Auguste songea que le milieu rural avait été son cadre de vie depuis sa naissance et qu’il ne l’avait jamais quitté. Il se demanda si, quelque part, dans ses prises de décision, ou plutôt dans ses silences toutes les fois où il aurait pu prendre la parole pour défendre les intérêts de ses anciens voisins de campagne, à la Commission européenne où il travaille, il n’avait pas contribué à provoquer cette lente remontée du cortège agricole vers le centre qu’il incarnait désormais.
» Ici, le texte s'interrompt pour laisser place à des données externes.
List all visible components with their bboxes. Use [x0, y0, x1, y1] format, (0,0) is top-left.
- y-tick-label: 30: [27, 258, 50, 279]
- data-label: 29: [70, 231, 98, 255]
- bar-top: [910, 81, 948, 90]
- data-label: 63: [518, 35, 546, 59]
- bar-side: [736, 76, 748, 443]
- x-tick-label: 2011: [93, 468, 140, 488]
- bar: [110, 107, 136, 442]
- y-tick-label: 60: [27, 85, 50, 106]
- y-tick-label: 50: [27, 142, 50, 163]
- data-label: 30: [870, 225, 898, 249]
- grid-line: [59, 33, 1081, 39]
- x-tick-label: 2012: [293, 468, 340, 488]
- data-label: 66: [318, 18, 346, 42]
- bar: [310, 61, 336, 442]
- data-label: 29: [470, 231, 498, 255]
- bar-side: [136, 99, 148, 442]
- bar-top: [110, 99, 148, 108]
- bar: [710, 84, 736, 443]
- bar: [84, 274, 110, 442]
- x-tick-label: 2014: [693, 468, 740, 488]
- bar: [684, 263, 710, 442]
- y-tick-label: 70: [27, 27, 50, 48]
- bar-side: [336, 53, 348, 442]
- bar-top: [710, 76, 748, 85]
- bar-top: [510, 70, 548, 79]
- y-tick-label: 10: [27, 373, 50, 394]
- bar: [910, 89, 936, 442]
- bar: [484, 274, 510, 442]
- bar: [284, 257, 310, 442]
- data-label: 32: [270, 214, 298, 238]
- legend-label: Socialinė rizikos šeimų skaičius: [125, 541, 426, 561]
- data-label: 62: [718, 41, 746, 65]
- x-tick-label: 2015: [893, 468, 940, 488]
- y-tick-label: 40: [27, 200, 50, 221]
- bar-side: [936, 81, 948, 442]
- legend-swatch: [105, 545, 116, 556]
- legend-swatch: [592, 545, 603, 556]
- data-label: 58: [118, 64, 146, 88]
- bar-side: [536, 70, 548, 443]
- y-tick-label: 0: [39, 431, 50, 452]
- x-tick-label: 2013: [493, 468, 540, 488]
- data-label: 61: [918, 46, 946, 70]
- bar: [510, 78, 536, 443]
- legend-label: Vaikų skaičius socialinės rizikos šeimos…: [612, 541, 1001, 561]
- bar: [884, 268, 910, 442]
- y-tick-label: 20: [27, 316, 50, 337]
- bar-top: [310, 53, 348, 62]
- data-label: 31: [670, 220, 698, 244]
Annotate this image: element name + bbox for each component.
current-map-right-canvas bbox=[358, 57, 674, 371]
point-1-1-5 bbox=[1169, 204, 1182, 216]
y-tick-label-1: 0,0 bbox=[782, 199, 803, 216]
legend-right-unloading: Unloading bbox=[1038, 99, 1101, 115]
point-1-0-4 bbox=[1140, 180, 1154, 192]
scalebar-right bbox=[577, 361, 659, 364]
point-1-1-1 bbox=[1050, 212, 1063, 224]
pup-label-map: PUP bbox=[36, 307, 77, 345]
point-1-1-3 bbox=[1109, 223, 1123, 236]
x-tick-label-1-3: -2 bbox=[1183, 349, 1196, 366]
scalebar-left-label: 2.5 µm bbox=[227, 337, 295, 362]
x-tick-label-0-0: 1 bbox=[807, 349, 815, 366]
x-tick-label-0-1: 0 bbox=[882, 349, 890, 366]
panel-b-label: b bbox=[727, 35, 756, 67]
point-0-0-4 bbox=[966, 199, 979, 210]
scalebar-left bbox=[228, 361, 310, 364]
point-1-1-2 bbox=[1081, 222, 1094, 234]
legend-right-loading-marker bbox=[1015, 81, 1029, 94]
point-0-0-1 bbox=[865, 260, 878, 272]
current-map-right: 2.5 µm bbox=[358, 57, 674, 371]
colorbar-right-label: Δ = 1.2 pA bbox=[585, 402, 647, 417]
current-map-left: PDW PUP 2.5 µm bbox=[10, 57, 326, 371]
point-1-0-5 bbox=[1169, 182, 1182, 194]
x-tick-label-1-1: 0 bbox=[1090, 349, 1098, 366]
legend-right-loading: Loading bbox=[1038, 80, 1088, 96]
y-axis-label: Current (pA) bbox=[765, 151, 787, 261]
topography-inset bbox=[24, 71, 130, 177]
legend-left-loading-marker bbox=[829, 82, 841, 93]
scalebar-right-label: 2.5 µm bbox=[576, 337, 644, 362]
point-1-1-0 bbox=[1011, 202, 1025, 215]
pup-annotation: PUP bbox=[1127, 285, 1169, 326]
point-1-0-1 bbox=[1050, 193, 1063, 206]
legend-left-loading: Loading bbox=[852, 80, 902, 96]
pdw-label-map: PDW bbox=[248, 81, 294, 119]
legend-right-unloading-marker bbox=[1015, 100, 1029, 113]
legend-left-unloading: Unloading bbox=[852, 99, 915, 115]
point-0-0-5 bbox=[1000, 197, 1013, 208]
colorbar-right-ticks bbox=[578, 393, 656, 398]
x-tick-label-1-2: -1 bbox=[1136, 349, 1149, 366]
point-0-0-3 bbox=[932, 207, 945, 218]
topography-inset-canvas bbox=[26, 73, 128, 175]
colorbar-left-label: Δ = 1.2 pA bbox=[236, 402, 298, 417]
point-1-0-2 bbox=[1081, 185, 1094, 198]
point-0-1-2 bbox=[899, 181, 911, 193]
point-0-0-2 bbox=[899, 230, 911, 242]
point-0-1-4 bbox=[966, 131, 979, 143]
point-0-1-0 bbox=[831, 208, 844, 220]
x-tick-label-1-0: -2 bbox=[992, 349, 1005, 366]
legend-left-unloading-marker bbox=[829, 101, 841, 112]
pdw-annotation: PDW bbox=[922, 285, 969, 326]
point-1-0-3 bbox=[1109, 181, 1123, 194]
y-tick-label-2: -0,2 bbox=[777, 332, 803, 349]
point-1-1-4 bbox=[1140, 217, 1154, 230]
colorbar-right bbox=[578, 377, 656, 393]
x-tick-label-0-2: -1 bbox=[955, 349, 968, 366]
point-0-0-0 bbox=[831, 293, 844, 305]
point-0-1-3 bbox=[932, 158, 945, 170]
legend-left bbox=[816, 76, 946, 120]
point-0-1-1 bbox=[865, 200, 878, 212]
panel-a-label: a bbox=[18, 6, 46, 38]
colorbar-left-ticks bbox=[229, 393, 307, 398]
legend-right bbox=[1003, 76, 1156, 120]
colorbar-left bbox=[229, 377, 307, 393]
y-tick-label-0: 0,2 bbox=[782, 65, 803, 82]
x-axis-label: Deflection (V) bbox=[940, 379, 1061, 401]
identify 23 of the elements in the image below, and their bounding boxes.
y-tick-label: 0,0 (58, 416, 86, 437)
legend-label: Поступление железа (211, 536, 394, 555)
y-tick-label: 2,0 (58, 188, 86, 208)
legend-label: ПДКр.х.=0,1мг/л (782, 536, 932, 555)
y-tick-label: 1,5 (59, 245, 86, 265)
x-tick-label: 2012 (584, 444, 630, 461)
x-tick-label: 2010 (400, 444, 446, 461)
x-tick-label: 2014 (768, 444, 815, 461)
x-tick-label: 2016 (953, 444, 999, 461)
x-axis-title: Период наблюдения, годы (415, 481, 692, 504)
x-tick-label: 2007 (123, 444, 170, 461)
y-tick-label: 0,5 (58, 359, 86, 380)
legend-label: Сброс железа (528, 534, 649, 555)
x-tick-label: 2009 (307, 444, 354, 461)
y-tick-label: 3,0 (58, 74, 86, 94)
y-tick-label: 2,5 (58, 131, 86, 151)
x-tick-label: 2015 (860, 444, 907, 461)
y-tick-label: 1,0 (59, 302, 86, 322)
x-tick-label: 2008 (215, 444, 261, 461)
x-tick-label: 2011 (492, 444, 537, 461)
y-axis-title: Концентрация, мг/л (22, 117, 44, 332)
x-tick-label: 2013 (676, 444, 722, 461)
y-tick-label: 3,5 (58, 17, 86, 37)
Cette lente remontée vers son passé… Et si c’était lui qui était derrière tout ça. Ah, fichu complexe de culpabilité. On ne sait jamais si la reconnaissance de la faute est fondée.
Il s’apprêtait à fermer le rideau. Fin du spectacle. Mais il lui sembla soudain reconnaitre un fermier de son ancien village. C’était lui. Gustave Stavier. Pas de doute possible. Chassez la campagne et elle revient au galop, songea-t-il, quand une volée d’œufs s’écrasa sur sa fenêtre.
— Pourquoi on lance des œufs à la fenêtre papa? Je peux en avoir? C’est pour la Chandeleur? Il y aura de la farine aussi?